Higher Interest Rates Require Mindset Changes
Reid Thompson uses a spreadsheet to track profitability of each field.
"It's not a perfect scenario, but it accounts for your equipment, your labor and all those kinds of things," he says. Unsurprisingly, most expense categories are going up for 2023. One that stands out is what higher interest rates did to his forecasts.
He simplified the math by inputting an average rate of 7% and found that his overall interest expense will climb from $10 to $12 per acre last year to more than $60 in 2023.
"It's not crippling, but you take a line item that we, quite frankly, quit paying attention to, and it's as big as my soybean seed costs for the year," Thompson says. "It became a real number real quick."
When I attended The Executive Program for Agricultural Producers, better known as TEPAP, in January, several experts suggested that farmers "shock-test" their balance sheets to see the impact of various interest rates.
Like many young farmers, Thompson has never operated in an environment with rates much above 4%. He's already noticed how the cost of money is creeping into the calculation of things that used to be no-brainers, like prepaying for inputs. It might save him 5% of the total cost, but it costs about 7% in interest to carry the charge on his operating note until harvest.
"It's going to be a challenge. Everything has got to be scrutinized," he says. "This is a mindset change."

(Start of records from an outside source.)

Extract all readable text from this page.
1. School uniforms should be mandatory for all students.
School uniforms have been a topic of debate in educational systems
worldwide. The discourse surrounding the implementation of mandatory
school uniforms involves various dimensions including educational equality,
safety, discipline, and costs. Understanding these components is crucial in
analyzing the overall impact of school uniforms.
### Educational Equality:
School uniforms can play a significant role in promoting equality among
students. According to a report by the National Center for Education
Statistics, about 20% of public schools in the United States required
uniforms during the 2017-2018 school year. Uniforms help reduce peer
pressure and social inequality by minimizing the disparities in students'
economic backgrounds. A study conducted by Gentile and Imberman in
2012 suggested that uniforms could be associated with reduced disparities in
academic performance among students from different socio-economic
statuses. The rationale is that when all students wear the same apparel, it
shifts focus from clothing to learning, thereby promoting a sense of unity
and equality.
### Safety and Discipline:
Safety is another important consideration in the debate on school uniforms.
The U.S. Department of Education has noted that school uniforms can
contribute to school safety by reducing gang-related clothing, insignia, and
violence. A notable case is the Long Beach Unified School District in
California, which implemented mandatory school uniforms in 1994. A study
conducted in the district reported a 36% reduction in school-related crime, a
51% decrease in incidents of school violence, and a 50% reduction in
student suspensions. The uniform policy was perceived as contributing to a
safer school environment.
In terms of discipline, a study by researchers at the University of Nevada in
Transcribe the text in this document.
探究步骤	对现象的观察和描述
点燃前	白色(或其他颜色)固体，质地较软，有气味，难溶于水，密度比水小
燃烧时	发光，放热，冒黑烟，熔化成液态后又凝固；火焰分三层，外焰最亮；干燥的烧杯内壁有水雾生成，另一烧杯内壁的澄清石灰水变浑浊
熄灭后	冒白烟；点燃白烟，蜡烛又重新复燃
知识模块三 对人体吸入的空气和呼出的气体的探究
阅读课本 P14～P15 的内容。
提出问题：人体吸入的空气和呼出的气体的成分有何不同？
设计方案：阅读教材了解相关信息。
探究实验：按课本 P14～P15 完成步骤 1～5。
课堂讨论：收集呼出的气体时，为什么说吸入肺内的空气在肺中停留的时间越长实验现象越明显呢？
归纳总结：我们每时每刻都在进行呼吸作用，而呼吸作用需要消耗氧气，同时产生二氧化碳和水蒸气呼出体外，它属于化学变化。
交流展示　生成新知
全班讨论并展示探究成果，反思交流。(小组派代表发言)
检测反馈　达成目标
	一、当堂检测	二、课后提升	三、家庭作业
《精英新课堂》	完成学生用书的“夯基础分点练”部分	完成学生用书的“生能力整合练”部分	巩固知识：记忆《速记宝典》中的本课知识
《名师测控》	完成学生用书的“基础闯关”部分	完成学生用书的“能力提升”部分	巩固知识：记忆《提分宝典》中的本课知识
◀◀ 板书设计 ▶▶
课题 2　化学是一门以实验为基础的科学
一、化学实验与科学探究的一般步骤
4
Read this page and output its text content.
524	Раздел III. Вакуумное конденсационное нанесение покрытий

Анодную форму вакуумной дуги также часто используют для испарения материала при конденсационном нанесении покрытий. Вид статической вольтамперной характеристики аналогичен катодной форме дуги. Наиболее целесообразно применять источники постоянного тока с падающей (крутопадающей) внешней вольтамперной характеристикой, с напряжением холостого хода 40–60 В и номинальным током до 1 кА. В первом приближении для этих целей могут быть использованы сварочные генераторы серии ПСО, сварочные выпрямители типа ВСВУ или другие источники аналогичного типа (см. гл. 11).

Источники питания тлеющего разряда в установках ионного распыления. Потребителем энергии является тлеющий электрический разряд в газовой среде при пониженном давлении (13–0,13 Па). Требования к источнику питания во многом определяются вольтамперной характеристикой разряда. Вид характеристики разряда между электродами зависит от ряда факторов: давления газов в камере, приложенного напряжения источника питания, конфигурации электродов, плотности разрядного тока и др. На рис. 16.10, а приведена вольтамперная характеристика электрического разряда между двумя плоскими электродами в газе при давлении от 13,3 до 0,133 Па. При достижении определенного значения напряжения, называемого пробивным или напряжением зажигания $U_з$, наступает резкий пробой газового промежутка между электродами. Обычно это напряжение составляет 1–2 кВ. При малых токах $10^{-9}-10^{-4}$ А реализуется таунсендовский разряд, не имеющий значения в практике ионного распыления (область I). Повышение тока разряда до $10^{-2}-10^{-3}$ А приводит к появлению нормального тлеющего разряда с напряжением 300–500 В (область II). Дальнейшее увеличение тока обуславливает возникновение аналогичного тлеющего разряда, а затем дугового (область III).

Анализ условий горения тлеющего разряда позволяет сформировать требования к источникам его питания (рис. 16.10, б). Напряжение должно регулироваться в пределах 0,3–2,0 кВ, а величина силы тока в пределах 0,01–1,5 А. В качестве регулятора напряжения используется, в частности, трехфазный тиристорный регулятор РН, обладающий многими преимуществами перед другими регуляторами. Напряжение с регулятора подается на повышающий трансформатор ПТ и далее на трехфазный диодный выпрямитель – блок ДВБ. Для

Higher interest rates aren't necessarily bad, and if they work as the Federal Reserve anticipates, it will slow the inflation of expenses. Interest-bearing savings accounts and certificates of deposit could bring the land market into check. Until then, Thompson may consider offering landowners more per acre if he can split the payments up over time, saving interest and ultimately paying less.
When he farms in McLean County, Illinois, the past two years have seen bumper yields and buoyant prices, but he knows it doesn't take much to tip global supply and demand economics.
"We have got to get back to an equilibrium, because yeah, revenues are high, but they fall way faster than the expense side does," he says.